One of the newest food product certifications and icons appearing on labels is promoted by the Equitable Food Initiative (EFI), a non-profit, skill building organization for the produce industry.
“EFI looks at the way farm workers are treated and, in turn, how that impacts food safety and pesticide use, and rewards farming operations that do well in those three areas,” said Maisie Ganzler, chief strategy and brand officer, Bon Appetit Management Co., Palo Alto, California, an on-site restaurant company operating 650-plus venues.
Supplementary marketing materials — including EFI stickers on clamshells of strawberries, for example — are currently being introduced to supermarkets including Whole Foods. Ganzler expects to see a growing number of food service locations and retailers grouping similar certifications under proprietary icons like these.

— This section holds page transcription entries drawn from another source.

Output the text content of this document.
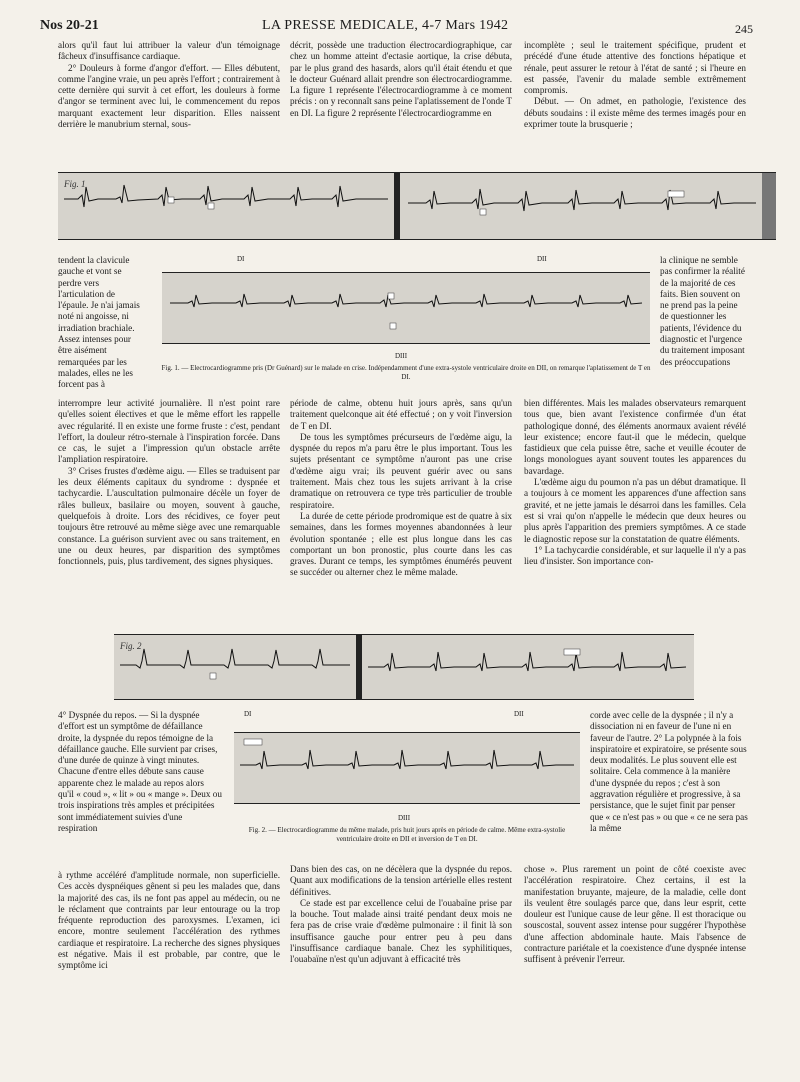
Nos 20-21	LA PRESSE MEDICALE, 4-7 Mars 1942	245

alors qu'il faut lui attribuer la valeur d'un témoignage fâcheux d'insuffisance cardiaque.

2° Douleurs à forme d'angor d'effort. — Elles débutent, comme l'angine vraie, un peu après l'effort ; contrairement à cette dernière qui survit à cet effort, les douleurs à forme d'angor se terminent avec lui, le commencement du repos marquant exactement leur disparition. Elles naissent derrière le manubrium sternal, sous-

décrit, possède une traduction électrocardiographique, car chez un homme atteint d'ectasie aortique, la crise débuta, par le plus grand des hasards, alors qu'il était étendu et que le docteur Guénard allait prendre son électrocardiogramme. La figure 1 représente l'électrocardiogramme à ce moment précis : on y reconnaît sans peine l'aplatissement de l'onde T en DI. La figure 2 représente l'électrocardiogramme en

incomplète ; seul le traitement spécifique, prudent et précédé d'une étude attentive des fonctions hépatique et rénale, peut assurer le retour à l'état de santé ; si l'heure en est passée, l'avenir du malade semble extrêmement compromis.

Début. — On admet, en pathologie, l'existence des débuts soudains : il existe même des termes imagés pour en exprimer toute la brusquerie ;

Fig. 1
DI	DII

tendent la clavicule gauche et vont se perdre vers l'articulation de l'épaule. Je n'ai jamais noté ni angoisse, ni irradiation brachiale. Assez intenses pour être aisément remarquées par les malades, elles ne les forcent pas à

la clinique ne semble pas confirmer la réalité de la majorité de ces faits. Bien souvent on ne prend pas la peine de questionner les patients, l'évidence du diagnostic et l'urgence du traitement imposant des préoccupations

DIII
Fig. 1. — Electrocardiogramme pris (Dr Guénard) sur le malade en crise. Indépendamment d'une extra-systole ventriculaire droite en DII, on remarque l'aplatissement de T en DI.

interrompre leur activité journalière. Il n'est point rare qu'elles soient électives et que le même effort les rappelle avec régularité. Il en existe une forme fruste : c'est, pendant l'effort, la douleur rétro-sternale à l'inspiration forcée. Dans ce cas, le sujet a l'impression qu'un obstacle arrête l'ampliation respiratoire.

3° Crises frustes d'œdème aigu. — Elles se traduisent par les deux éléments capitaux du syndrome : dyspnée et tachycardie. L'auscultation pulmonaire décèle un foyer de râles bulleux, basilaire ou moyen, souvent à gauche, quelquefois à droite. Lors des récidives, ce foyer peut toujours être retrouvé au même siège avec une remarquable constance. La guérison survient avec ou sans traitement, en une ou deux heures, par disparition des symptômes fonctionnels, puis, plus tardivement, des signes physiques.

période de calme, obtenu huit jours après, sans qu'un traitement quelconque ait été effectué ; on y voit l'inversion de T en DI.

De tous les symptômes précurseurs de l'œdème aigu, la dyspnée du repos m'a paru être le plus important. Tous les sujets présentant ce symptôme n'auront pas une crise d'œdème aigu vrai; ils peuvent guérir avec ou sans traitement. Mais chez tous les sujets arrivant à la crise dramatique on retrouvera ce type très particulier de trouble respiratoire.

La durée de cette période prodromique est de quatre à six semaines, dans les formes moyennes abandonnées à leur évolution spontanée ; elle est plus longue dans les cas comportant un bon pronostic, plus courte dans les cas graves. Durant ce temps, les symptômes énumérés peuvent se succéder ou alterner chez le même malade.

bien différentes. Mais les malades observateurs remarquent tous que, bien avant l'existence confirmée d'un état pathologique donné, des éléments anormaux avaient révélé leur existence; encore faut-il que le médecin, quelque fastidieux que cela puisse être, sache et veuille écouter de longs monologues ayant souvent toutes les apparences du bavardage.

L'œdème aigu du poumon n'a pas un début dramatique. Il a toujours à ce moment les apparences d'une affection sans gravité, et ne jette jamais le désarroi dans les familles. Cela est si vrai qu'on n'appelle le médecin que deux heures ou plus après l'apparition des premiers symptômes. A ce stade le diagnostic repose sur la constatation de quatre éléments.

1° La tachycardie considérable, et sur laquelle il n'y a pas lieu d'insister. Son importance con-

Fig. 2
DI	DII

4° Dyspnée du repos. — Si la dyspnée d'effort est un symptôme de défaillance droite, la dyspnée du repos témoigne de la défaillance gauche. Elle survient par crises, d'une durée de quinze à vingt minutes. Chacune d'entre elles débute sans cause apparente chez le malade au repos alors qu'il « coud », « lit » ou « mange ». Deux ou trois inspirations très amples et précipitées sont immédiatement suivies d'une respiration

corde avec celle de la dyspnée ; il n'y a dissociation ni en faveur de l'une ni en faveur de l'autre. 2° La polypnée à la fois inspiratoire et expiratoire, se présente sous deux modalités. Le plus souvent elle est solitaire. Cela commence à la manière d'une dyspnée du repos ; c'est à son aggravation régulière et progressive, à sa persistance, que le sujet finit par penser que « ce n'est pas » ou que « ce ne sera pas la même

DIII
Fig. 2. — Electrocardiogramme du même malade, pris huit jours après en période de calme. Même extra-systolie ventriculaire droite en DII et inversion de T en DI.

à rythme accéléré d'amplitude normale, non superficielle. Ces accès dyspnéiques gênent si peu les malades que, dans la majorité des cas, ils ne font pas appel au médecin, ou ne le réclament que contraints par leur entourage ou la trop fréquente reproduction des paroxysmes. L'examen, ici encore, montre seulement l'accélération des rythmes cardiaque et respiratoire. La recherche des signes physiques est négative. Mais il est probable, par contre, que le symptôme ici

Dans bien des cas, on ne décèlera que la dyspnée du repos. Quant aux modifications de la tension artérielle elles restent définitives.

Ce stade est par excellence celui de l'ouabaïne prise par la bouche. Tout malade ainsi traité pendant deux mois ne fera pas de crise vraie d'œdème pulmonaire : il finit là son insuffisance gauche pour entrer peu à peu dans l'insuffisance cardiaque banale. Chez les syphilitiques, l'ouabaïne n'est qu'un adjuvant à efficacité très

chose ». Plus rarement un point de côté coexiste avec l'accélération respiratoire. Chez certains, il est la manifestation bruyante, majeure, de la maladie, celle dont ils veulent être soulagés parce que, dans leur esprit, cette douleur est l'unique cause de leur gêne. Il est thoracique ou souscostal, souvent assez intense pour suggérer l'hypothèse d'une affection abdominale haute. Mais l'absence de contracture pariétale et la coexistence d'une dyspnée intense suffisent à prévenir l'erreur.
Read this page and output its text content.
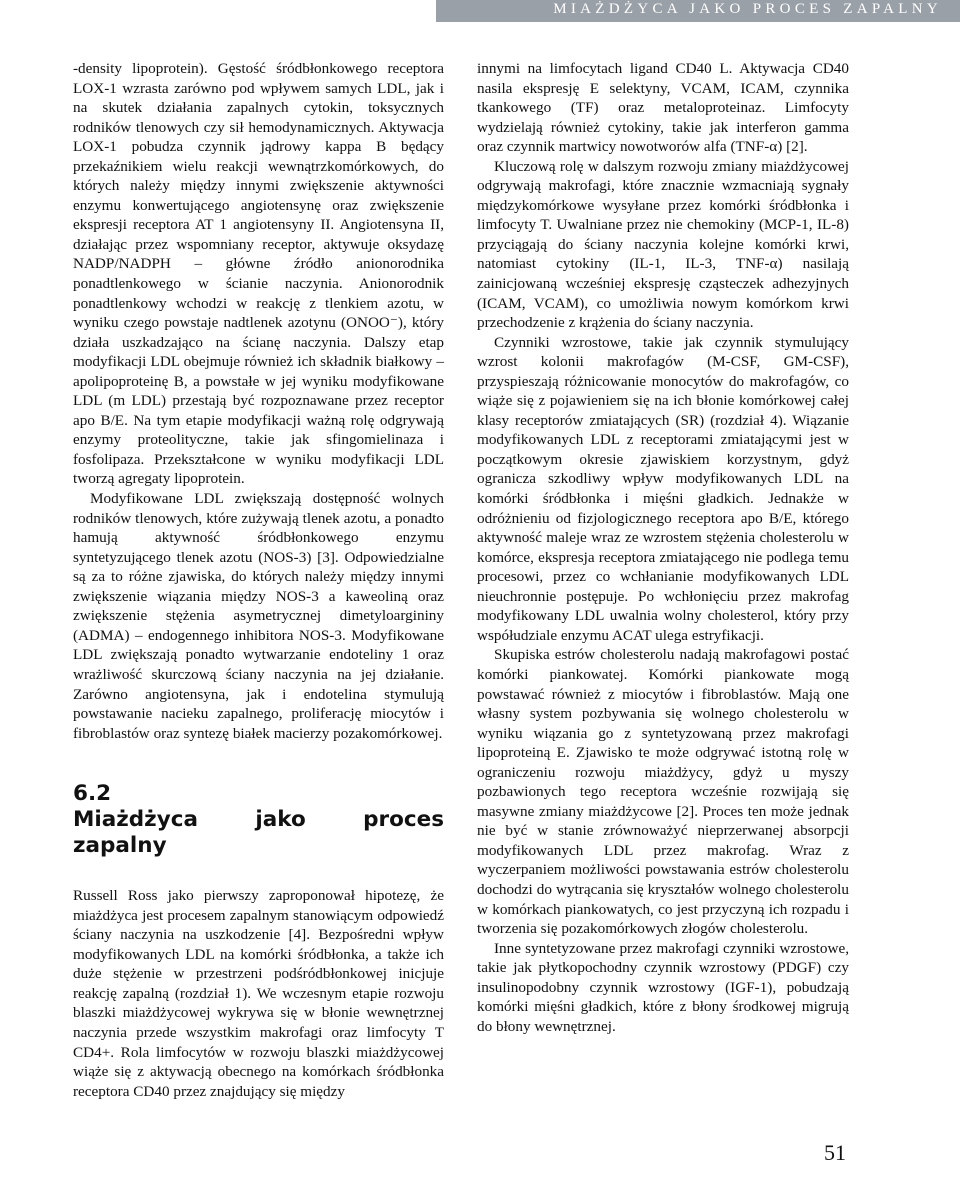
MIAŻDŻYCA JAKO PROCES ZAPALNY

-density lipoprotein). Gęstość śródbłonkowego receptora LOX-1 wzrasta zarówno pod wpływem samych LDL, jak i na skutek działania zapalnych cytokin, toksycznych rodników tlenowych czy sił hemodynamicznych. Aktywacja LOX-1 pobudza czynnik jądrowy kappa B będący przekaźnikiem wielu reakcji wewnątrzkomórkowych, do których należy między innymi zwiększenie aktywności enzymu konwertującego angiotensynę oraz zwiększenie ekspresji receptora AT 1 angiotensyny II. Angiotensyna II, działając przez wspomniany receptor, aktywuje oksydazę NADP/NADPH – główne źródło anionorodnika ponadtlenkowego w ścianie naczynia. Anionorodnik ponadtlenkowy wchodzi w reakcję z tlenkiem azotu, w wyniku czego powstaje nadtlenek azotynu (ONOO⁻), który działa uszkadzająco na ścianę naczynia. Dalszy etap modyfikacji LDL obejmuje również ich składnik białkowy – apolipoproteinę B, a powstałe w jej wyniku modyfikowane LDL (m LDL) przestają być rozpoznawane przez receptor apo B/E. Na tym etapie modyfikacji ważną rolę odgrywają enzymy proteolityczne, takie jak sfingomielinaza i fosfolipaza. Przekształcone w wyniku modyfikacji LDL tworzą agregaty lipoprotein.

Modyfikowane LDL zwiększają dostępność wolnych rodników tlenowych, które zużywają tlenek azotu, a ponadto hamują aktywność śródbłonkowego enzymu syntetyzującego tlenek azotu (NOS-3) [3]. Odpowiedzialne są za to różne zjawiska, do których należy między innymi zwiększenie wiązania między NOS-3 a kaweoliną oraz zwiększenie stężenia asymetrycznej dimetyloargininy (ADMA) – endogennego inhibitora NOS-3. Modyfikowane LDL zwiększają ponadto wytwarzanie endoteliny 1 oraz wrażliwość skurczową ściany naczynia na jej działanie. Zarówno angiotensyna, jak i endotelina stymulują powstawanie nacieku zapalnego, proliferację miocytów i fibroblastów oraz syntezę białek macierzy pozakomórkowej.

6.2
Miażdżyca jako proces zapalny

Russell Ross jako pierwszy zaproponował hipotezę, że miażdżyca jest procesem zapalnym stanowiącym odpowiedź ściany naczynia na uszkodzenie [4]. Bezpośredni wpływ modyfikowanych LDL na komórki śródbłonka, a także ich duże stężenie w przestrzeni podśródbłonkowej inicjuje reakcję zapalną (rozdział 1). We wczesnym etapie rozwoju blaszki miażdżycowej wykrywa się w błonie wewnętrznej naczynia przede wszystkim makrofagi oraz limfocyty T CD4+. Rola limfocytów w rozwoju blaszki miażdżycowej wiąże się z aktywacją obecnego na komórkach śródbłonka receptora CD40 przez znajdujący się między

innymi na limfocytach ligand CD40 L. Aktywacja CD40 nasila ekspresję E selektyny, VCAM, ICAM, czynnika tkankowego (TF) oraz metaloproteinaz. Limfocyty wydzielają również cytokiny, takie jak interferon gamma oraz czynnik martwicy nowotworów alfa (TNF-α) [2].

Kluczową rolę w dalszym rozwoju zmiany miażdżycowej odgrywają makrofagi, które znacznie wzmacniają sygnały międzykomórkowe wysyłane przez komórki śródbłonka i limfocyty T. Uwalniane przez nie chemokiny (MCP-1, IL-8) przyciągają do ściany naczynia kolejne komórki krwi, natomiast cytokiny (IL-1, IL-3, TNF-α) nasilają zainicjowaną wcześniej ekspresję cząsteczek adhezyjnych (ICAM, VCAM), co umożliwia nowym komórkom krwi przechodzenie z krążenia do ściany naczynia.

Czynniki wzrostowe, takie jak czynnik stymulujący wzrost kolonii makrofagów (M-CSF, GM-CSF), przyspieszają różnicowanie monocytów do makrofagów, co wiąże się z pojawieniem się na ich błonie komórkowej całej klasy receptorów zmiatających (SR) (rozdział 4). Wiązanie modyfikowanych LDL z receptorami zmiatającymi jest w początkowym okresie zjawiskiem korzystnym, gdyż ogranicza szkodliwy wpływ modyfikowanych LDL na komórki śródbłonka i mięśni gładkich. Jednakże w odróżnieniu od fizjologicznego receptora apo B/E, którego aktywność maleje wraz ze wzrostem stężenia cholesterolu w komórce, ekspresja receptora zmiatającego nie podlega temu procesowi, przez co wchłanianie modyfikowanych LDL nieuchronnie postępuje. Po wchłonięciu przez makrofag modyfikowany LDL uwalnia wolny cholesterol, który przy współudziale enzymu ACAT ulega estryfikacji.

Skupiska estrów cholesterolu nadają makrofagowi postać komórki piankowatej. Komórki piankowate mogą powstawać również z miocytów i fibroblastów. Mają one własny system pozbywania się wolnego cholesterolu w wyniku wiązania go z syntetyzowaną przez makrofagi lipoproteiną E. Zjawisko te może odgrywać istotną rolę w ograniczeniu rozwoju miażdżycy, gdyż u myszy pozbawionych tego receptora wcześnie rozwijają się masywne zmiany miażdżycowe [2]. Proces ten może jednak nie być w stanie zrównoważyć nieprzerwanej absorpcji modyfikowanych LDL przez makrofag. Wraz z wyczerpaniem możliwości powstawania estrów cholesterolu dochodzi do wytrącania się kryształów wolnego cholesterolu w komórkach piankowatych, co jest przyczyną ich rozpadu i tworzenia się pozakomórkowych złogów cholesterolu.

Inne syntetyzowane przez makrofagi czynniki wzrostowe, takie jak płytkopochodny czynnik wzrostowy (PDGF) czy insulinopodobny czynnik wzrostowy (IGF-1), pobudzają komórki mięśni gładkich, które z błony środkowej migrują do błony wewnętrznej.

51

Antibiotic- and hormone-free
At Mintel, Johnson sees a substantial number of claims around “humanely-raised,” “farm-raised” and “free-range.” “Consumers value ethical, humane claims,” she said.
Communicating call-outs
In an ingredient-driven industry, it’s clear that today’s consumers are also all about quality. For restaurants, the deep-dive to clarify a position or describe an initiative is often available on the company’s website or on in-store marketing formats rather than on the menu board. Icons are a big part of the solution for Ganzler.
“It’s a judgment call as we’re trying to give people information at point-of-purchase on the menu but have it not look like a NASCAR uniform,” she said.
Of the 10 icons the company currently uses, a maximum of two are included at any given time.
“So if all these apply to an item — for example, vegan, local, organic, without GMO-containing ingredients, etc. — we’d make sure, at the point-of-purchase, it gets the ‘made without-GMO-containing’ icon because that’s about somebody’s safety, and we’d also use the ‘vegetarian’ icon because it’s about someone’s strict dietary preference," said Ganzler.
Terms like “local” and “organic" would be communicated through the dish description.
“The key lies in signaling healthy, not declaring it,” Moskow said, as consumers look for visual cues at both restaurants and supermarkets. Certification is eventually a cost of doing — and growing — business, she said, and today’s customers increasingly do read labels. She suggests focusing first on “delicious language,” providing short, clear package information until your company can afford or earn the sought-after label certification.